Collmenter’s exploits have gained him some national attention as he went on the Dan Le Batard Show on ESPN to talk about in more detail about being the Diamond School Dean.
“In the clubhouse, there was a bunch of young guys, and one day they were talking about something, trying to figure something out. I threw a few tidbits of information their way. They said, ‘You know that?’ I said, ‘Yeah, I have read a couple books along the way.’ I said I would get a white board and I’m going to come in and teach you something every day. They loved it and it kind of blossomed into what It was for awhile,” Collmenter said during the nationally-syndicated Le Batard Show. “But unfortunately a lot of those guys have been relocated and it kind of died out a bit. The Major Leaguers seem to be more concerned with preparing for the day.”

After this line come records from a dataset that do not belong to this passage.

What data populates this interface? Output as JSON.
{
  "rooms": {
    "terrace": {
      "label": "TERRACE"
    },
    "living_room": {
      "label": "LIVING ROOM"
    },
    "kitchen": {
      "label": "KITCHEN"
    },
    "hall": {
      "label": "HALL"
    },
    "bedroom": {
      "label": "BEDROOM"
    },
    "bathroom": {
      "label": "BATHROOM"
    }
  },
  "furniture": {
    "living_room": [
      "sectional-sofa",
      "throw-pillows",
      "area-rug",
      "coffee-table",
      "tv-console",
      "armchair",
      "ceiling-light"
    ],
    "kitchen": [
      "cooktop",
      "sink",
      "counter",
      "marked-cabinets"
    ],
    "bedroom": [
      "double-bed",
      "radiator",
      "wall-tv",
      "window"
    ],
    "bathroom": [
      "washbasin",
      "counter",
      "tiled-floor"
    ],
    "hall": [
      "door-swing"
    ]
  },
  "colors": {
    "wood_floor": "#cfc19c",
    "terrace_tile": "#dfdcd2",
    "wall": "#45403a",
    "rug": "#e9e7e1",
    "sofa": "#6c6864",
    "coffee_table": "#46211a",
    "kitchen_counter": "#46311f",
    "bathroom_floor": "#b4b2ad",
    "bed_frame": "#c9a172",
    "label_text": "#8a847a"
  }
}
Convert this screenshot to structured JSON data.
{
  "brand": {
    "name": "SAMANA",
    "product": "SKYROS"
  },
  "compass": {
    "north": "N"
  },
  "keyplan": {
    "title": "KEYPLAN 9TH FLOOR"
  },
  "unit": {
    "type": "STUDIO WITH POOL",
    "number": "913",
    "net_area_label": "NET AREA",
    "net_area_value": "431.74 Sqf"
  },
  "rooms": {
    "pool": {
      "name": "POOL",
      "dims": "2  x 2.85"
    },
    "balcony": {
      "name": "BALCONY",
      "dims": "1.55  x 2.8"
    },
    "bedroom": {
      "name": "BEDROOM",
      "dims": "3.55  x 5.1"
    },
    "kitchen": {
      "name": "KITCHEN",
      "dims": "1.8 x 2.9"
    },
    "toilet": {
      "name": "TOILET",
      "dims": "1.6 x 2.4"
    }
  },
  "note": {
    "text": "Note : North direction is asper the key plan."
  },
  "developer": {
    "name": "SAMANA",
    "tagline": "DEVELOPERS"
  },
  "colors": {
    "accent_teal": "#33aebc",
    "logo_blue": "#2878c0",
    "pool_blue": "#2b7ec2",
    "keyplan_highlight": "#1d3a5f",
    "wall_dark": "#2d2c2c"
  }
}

With spring training behind them, Collmenter is also preparing for the day the season starts.
Arizona will open the regular season Monday. When Collmenter’s season starts is a question, however. A key part of the Arizona pitching staff, Collmenter has been scheduled to be part of the bullpen throughout all of spring training. But recent shoulder pain has the team expected to have Collmenter start the season on the disabled list.
“I don’t think the injury is something that’s going to keep him out more than 15 days,” Arizona manager Chip Hale said in an Associated Press report.
Collmenter was the Diamondbacks opening day starter last year and was moved to the bullpen at midseason. He had a sparkling 1.89 ERA in the bullpen after the move and because of that the team picked up his option for the 2016 season.